WASHINGTON, July 12, 2011 /PRNewswire-USNewswire/ -- In the first of a series of columns on the lessons he has learned as Chairman of the Recovery Board, Earl E. Devaney says the Board's fraud prevention program has encouraged federal investigators and agencies to work closely together.
"When fraud prevention is the common goal," he writes in his Chairman's Corner published on Recovery.gov, "you see remarkable teamwork'' between the Inspector General community and the managers of federal agencies.
He credited the operations of the Recovery Operations Center with generating the information needed to interrupt or prevent fraud in Recovery Act programs before the fraudster has absconded with the money.
"The ROC, as it's known within the Board, was designed with fraud prevention in mind. Our skilled analysts look for early warning signs of trouble, using software to search massive amounts of data for criminal convictions, lawsuits, tax liens, bankruptcies, risky financial deals and other telltale signs of problems. Once a problem with an award is identified, analysts perform an in-depth review and forward their report to the relevant Inspector General for additional inquiry," he wrote.
"Of course, there is more to preventive oversight than running through data sets all day long. Many audit and investigative eyes and ears, at the local, state and federal level, are following the Recovery money.
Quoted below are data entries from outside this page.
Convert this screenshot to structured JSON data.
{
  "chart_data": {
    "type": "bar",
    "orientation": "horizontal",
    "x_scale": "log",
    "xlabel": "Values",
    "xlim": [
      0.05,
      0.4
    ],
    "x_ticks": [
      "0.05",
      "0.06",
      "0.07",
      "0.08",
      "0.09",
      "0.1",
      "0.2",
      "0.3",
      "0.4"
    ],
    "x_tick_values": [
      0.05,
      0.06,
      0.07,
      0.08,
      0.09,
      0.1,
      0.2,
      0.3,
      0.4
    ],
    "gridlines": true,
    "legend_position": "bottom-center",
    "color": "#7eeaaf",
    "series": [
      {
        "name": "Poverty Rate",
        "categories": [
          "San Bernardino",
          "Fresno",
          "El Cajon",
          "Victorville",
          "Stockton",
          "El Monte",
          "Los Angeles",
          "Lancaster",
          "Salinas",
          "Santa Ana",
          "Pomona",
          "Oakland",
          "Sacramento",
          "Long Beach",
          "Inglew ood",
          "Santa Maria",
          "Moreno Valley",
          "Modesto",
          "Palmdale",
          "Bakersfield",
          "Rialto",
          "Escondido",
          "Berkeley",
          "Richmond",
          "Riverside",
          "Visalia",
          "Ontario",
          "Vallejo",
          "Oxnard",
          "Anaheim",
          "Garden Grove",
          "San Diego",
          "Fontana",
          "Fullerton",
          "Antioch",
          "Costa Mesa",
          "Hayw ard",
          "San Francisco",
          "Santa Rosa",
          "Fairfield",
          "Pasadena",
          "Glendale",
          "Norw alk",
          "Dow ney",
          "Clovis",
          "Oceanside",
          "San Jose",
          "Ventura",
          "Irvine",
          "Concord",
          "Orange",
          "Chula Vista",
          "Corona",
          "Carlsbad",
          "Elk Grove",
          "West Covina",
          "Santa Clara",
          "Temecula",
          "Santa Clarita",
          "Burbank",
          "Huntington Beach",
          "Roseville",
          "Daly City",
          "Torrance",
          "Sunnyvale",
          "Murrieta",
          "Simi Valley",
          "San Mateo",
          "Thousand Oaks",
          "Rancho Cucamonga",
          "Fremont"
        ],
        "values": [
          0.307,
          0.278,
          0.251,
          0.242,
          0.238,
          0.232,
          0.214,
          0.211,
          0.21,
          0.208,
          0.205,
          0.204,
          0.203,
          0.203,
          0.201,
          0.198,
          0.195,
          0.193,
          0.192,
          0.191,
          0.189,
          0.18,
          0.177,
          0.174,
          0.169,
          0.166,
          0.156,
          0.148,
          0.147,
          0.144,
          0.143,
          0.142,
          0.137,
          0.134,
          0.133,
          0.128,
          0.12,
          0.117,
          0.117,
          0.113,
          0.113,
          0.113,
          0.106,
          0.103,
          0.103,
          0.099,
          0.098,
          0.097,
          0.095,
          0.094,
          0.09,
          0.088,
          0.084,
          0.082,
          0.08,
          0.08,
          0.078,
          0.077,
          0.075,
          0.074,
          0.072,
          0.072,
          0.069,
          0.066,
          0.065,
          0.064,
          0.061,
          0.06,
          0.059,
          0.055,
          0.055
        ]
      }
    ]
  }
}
Moreover, the Inspector General community has trained more than 130,000 people in the last two years in a concerted effort to step up oversight of the program," Devaney continued.
"The bottom line is this: Recipients of Recovery funds have submitted 261,000 award reports to the Board since October 1, 2009, detailing their spending of Recovery funds. Of that number, only 1,493 awards, or about half a percent, are under investigation," he said.